“No sabía que a tu hermano le gustase tanto el boxeo” me dijo R. en la playa. Tampoco sabía muy bien qué decirle, tenía razón. El tipo estaba pletórico viendo cómo dos grandullones se cagaban a palos en un cuadrilátero en París. Sólo he visto a mi hermano pegado al televisor viendo boxeo dos veces, y la causa siempre ha tenido nombre y apellidos: Emmanuel Reyes Pla.
Para quien no sepa de boxeo, es posible que encuentre este deporte agresivo y siniestro. Como una tragedia griega o cualquier lucha sin reglas entre bárbaros cuando, realmente, es todo lo contrario. El boxeo olímpico respira tradición y limpieza. Clase y velocidad. Contacto y elegancia. El noble arte huele a épica desde lejos.

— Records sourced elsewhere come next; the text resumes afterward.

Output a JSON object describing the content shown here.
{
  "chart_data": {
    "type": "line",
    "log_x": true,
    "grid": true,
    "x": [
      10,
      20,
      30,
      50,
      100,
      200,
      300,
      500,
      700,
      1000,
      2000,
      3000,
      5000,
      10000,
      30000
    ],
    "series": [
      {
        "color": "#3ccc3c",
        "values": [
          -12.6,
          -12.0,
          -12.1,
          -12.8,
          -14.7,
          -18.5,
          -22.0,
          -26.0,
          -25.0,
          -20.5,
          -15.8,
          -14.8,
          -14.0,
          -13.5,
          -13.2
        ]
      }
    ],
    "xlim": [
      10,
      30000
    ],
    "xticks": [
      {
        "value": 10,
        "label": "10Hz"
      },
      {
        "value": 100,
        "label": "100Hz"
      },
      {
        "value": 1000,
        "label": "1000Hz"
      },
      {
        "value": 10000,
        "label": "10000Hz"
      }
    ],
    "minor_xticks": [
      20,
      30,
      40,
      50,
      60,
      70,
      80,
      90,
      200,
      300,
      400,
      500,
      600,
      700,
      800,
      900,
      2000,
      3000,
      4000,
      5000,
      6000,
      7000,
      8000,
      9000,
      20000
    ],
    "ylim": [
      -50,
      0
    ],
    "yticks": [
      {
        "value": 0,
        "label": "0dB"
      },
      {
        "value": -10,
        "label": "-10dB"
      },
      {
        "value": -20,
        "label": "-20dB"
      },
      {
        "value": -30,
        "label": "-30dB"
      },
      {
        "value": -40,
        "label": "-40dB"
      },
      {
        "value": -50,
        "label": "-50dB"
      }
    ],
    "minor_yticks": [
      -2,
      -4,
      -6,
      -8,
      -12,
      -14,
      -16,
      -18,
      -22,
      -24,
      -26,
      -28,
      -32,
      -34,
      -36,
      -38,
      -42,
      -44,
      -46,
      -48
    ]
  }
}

Concretamente en esta modalidad, los Juegos Olímpicos han dejado grandes campeones como Cassius Clay en Roma en 1960 o Sugar Ray Leonard en Montreal en 1976, ambos con historias personales y carreras profesionales que les han llevado al Olimpo y a la memoria del aficionado.

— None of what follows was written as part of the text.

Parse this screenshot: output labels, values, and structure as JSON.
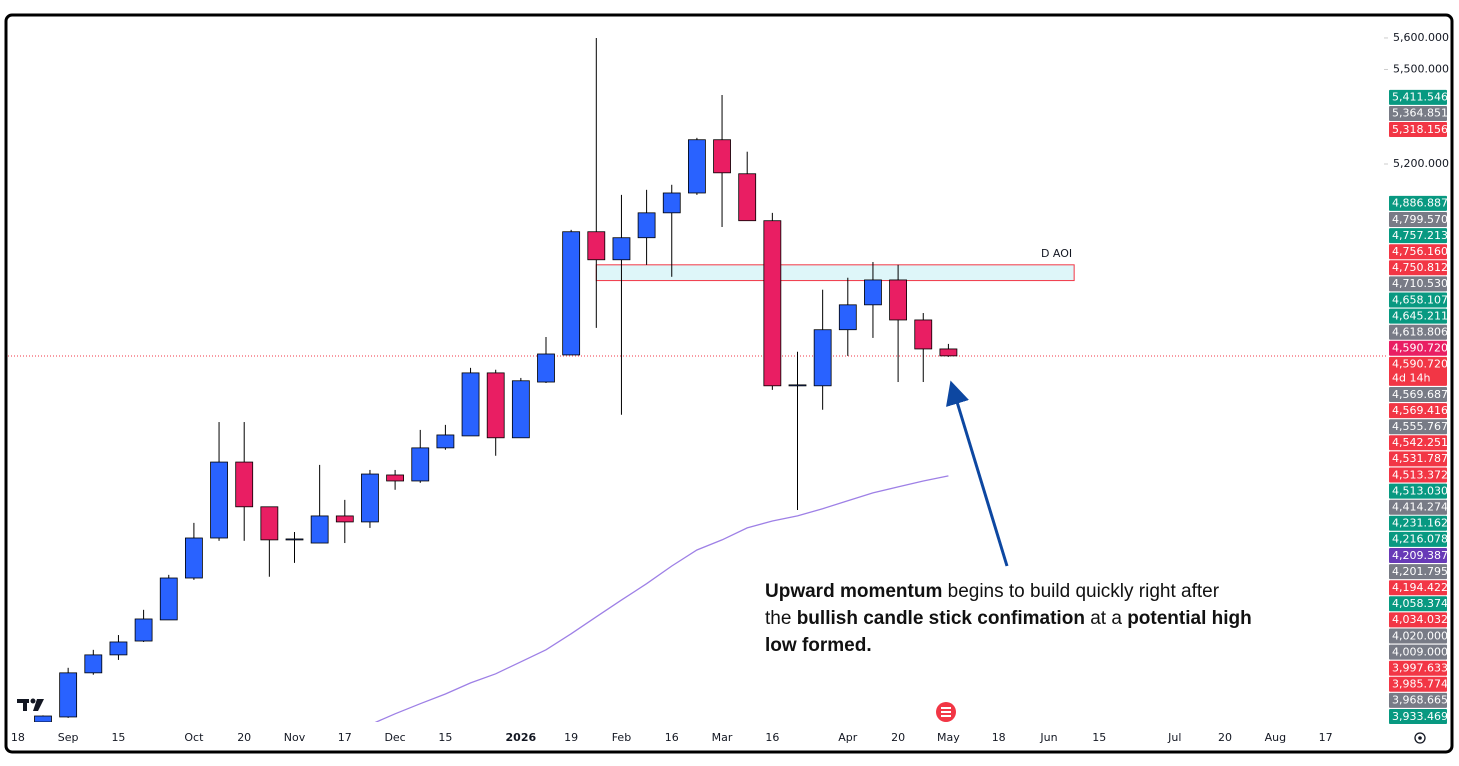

Con “El profeta” pasa lo mismo. Un tipo que huyó de Cuba y que vino a España a ganarse la vida a base de palos. Uno de esos gladiadores que, en vez de cargar toda su rabia contra los demás y ser un tipo serio y oscuro, boxea como los ángeles con una sonrisa en la cara.
Uno ve a Reyes Pla moverse en un cuadrilátero y podría llegar a plantearse si es más un bailarín profesional que un boxeador. Con 92 kilos, Emmanuel se mueve como una pluma, esquiva con las manos bajas y contragolpea como los mejores.
En Tokio se quedó a las puertas de conseguir medalla, en París, asegura que le arrancará la cabeza a quien se ponga delante de su objetivo.
Cada uno tiene su deporte olímpico favorito, su atleta preferido. En casa somos soldados de Emmanuel Reyes Pla. Con la derecha que tiene como para no serlo, la verdad.